Après le quatrième conseil, au cours duquel les bleus ont dû lire leur imaginaire déclaration d’amour et qui a vu le sacre de Christian Maillard, les anciens se sont calmés, Loiseau ne s’est plus manifesté, la troisième épreuve n’a pas eu lieu. La mort du directeur n’est probablement pas étrangère à ce changement.
Les événements ont confirmé ses premières impressions, Dominique adore le sport et passe une grande partie de son temps libre sur le petit stade. Il a même le bonheur de voir passer à plusieurs reprises la promenade des normaliennes et de croiser le regard de Michèle Fabresse.
L’équipe de basket, son équipe, après une sévère défaite concédée à l’occasion de leur première rencontre en déplacement à Chauny s’est bien reprise : nette victoire contre le lycée de Laon au grand plaisir de monsieur Belmont. Ce jeudi, ils disputent encore un match à domicile, contre une école privée Laonnoise cette fois.
Toutes les rencontres se déroulent dans la salle du marché couvert où un terrain de basket est aménagé. L’équipe que doivent rencontrer les normaliennes n’est pas encore arrivée. Les profs de gym se concertent. Puisque les deux équipes masculines sont présentes, pour une fois, on commencera par les garçons. Le match est équilibré. Les normaliens sont plus dynamiques mais leurs adversaires plus adroits. À la mi-temps deux points seulement séparent les équipes. Monsieur Belmont est en train de donner ses conseils quand la promenade des filles normaliennes entre dans le gymnase.

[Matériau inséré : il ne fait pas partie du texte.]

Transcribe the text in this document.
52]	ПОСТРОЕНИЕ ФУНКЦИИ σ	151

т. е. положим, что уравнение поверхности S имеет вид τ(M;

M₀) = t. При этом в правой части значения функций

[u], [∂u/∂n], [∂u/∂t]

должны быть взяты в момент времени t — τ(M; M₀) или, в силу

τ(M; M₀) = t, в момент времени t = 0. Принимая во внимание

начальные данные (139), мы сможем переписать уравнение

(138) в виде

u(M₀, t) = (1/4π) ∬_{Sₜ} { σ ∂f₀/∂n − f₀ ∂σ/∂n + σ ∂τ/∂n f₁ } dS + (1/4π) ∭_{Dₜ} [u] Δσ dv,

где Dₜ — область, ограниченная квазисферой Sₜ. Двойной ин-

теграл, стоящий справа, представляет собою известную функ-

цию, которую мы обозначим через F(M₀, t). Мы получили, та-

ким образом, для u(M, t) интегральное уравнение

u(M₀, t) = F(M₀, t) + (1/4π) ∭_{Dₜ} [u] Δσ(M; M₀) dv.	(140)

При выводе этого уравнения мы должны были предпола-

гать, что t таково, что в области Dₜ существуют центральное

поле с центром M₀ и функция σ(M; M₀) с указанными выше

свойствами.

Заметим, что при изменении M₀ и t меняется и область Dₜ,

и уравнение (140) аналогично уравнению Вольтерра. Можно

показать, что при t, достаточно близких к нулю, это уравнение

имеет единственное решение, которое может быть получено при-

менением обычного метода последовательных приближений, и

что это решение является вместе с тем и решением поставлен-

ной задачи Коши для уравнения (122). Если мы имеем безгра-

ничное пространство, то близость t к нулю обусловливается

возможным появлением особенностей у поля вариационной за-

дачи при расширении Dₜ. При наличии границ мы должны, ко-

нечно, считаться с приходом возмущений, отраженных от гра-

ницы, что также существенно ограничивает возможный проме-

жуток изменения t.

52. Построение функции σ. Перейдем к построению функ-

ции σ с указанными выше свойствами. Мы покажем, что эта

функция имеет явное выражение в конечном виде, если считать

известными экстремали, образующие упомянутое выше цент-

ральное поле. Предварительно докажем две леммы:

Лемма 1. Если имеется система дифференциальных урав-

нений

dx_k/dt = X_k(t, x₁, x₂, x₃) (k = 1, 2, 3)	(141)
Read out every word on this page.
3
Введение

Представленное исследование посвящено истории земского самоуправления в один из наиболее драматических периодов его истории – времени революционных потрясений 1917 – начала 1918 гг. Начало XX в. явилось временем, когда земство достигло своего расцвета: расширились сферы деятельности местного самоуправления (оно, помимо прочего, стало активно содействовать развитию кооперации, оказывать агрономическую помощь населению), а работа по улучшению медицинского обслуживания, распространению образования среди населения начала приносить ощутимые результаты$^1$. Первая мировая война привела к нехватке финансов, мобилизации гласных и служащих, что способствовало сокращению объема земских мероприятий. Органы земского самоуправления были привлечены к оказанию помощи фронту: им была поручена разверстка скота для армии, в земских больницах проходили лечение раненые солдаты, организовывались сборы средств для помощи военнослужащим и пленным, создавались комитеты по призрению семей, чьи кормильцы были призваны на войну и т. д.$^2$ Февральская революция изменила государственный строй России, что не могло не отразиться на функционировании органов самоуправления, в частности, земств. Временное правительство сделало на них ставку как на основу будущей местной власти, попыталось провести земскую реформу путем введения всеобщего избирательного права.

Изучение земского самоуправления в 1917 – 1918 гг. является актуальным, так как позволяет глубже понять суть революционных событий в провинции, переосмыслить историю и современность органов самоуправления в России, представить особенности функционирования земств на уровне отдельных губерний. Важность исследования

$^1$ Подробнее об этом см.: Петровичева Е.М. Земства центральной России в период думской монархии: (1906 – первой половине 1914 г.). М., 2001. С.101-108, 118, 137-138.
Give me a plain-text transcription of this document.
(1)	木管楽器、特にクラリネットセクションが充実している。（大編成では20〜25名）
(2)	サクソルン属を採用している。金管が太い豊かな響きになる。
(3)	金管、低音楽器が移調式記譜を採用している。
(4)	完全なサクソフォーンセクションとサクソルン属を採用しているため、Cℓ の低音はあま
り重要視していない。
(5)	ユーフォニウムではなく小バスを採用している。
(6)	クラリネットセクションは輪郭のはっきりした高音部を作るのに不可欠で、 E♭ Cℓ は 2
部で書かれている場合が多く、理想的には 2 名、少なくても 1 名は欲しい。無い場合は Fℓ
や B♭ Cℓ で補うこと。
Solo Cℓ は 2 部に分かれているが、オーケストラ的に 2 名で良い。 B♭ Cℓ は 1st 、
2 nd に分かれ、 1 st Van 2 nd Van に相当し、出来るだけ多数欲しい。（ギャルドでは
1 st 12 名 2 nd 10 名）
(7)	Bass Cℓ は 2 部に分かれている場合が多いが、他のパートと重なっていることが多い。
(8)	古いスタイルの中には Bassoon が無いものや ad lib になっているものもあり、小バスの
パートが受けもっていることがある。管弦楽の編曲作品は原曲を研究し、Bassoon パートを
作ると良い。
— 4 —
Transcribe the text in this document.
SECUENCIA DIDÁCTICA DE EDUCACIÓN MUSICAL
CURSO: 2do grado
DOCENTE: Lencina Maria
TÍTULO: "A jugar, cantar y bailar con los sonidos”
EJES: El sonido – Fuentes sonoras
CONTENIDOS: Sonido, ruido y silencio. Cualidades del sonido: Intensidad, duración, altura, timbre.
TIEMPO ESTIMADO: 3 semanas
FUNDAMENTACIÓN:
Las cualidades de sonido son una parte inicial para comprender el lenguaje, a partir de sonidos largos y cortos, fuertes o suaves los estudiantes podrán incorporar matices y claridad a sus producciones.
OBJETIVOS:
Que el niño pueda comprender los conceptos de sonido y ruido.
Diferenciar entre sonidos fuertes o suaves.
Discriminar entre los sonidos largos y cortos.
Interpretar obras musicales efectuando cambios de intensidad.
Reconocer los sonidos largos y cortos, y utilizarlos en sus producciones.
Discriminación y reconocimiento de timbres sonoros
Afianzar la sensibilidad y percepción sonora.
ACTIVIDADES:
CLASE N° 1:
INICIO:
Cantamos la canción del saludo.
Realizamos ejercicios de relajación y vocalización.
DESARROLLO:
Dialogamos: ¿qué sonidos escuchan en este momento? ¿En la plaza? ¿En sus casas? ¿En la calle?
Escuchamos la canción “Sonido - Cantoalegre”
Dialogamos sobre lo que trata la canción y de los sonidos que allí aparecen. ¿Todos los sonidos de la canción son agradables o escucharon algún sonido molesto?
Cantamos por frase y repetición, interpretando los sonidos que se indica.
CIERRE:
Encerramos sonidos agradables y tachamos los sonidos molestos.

C’est la reprise, mais Dominique a le temps d’entrevoir un manteau bleu dans les arrivantes. Il se déchaîne, dribble, intercepte, passe, bondit plus haut que tout le monde, marque panier sur panier. Quelques applaudissements jaillissent spontanément, il ne sent plus la fatigue. Ses partenaires se sont mis au diapason, l’équipe est irrésistible. L’adversaire en est réduit à tenter quelques hasardeux tirs de loin, le score final est éloquent, soixante-deux à trente-quatre. À la fin de la rencontre, quand Dominique, tout heureux de s’être montré à son avantage, cherche à croiser le regard qu’il suppose admiratif de la belle Michèle, la promenade est repartie. Une onde de navrance l’envahit. Pourquoi ne sont-elles pas restées pour voir le match des filles qui va commencer ? C’est probablement à cause de leur pionne, une grande bringue à lunettes, qui n’aime ni le sport, ni les sportifs et qui ne tient aucun compte des désirs des normaliennes. Dominique la déteste.
Les normaliens musiciens viennent de terminer la répétition dans la salle des fêtes de l’école. Sous l’œil admiratif de Dominique, Maillard nettoie sa clarinette, écouvillonne avec un soin méticuleux les tubes d’ébène, frotte coupelles et leviers à la chiffonnette, démonte et range l’anche de roseau.
— Il y a longtemps que tu en joues ?
— J’ai commencé la clarinette à six ans et le saxo à dix. À Saint-Quentin, je fais partie d’un orchestre amateur. On est très demandé pour jouer dans les bals.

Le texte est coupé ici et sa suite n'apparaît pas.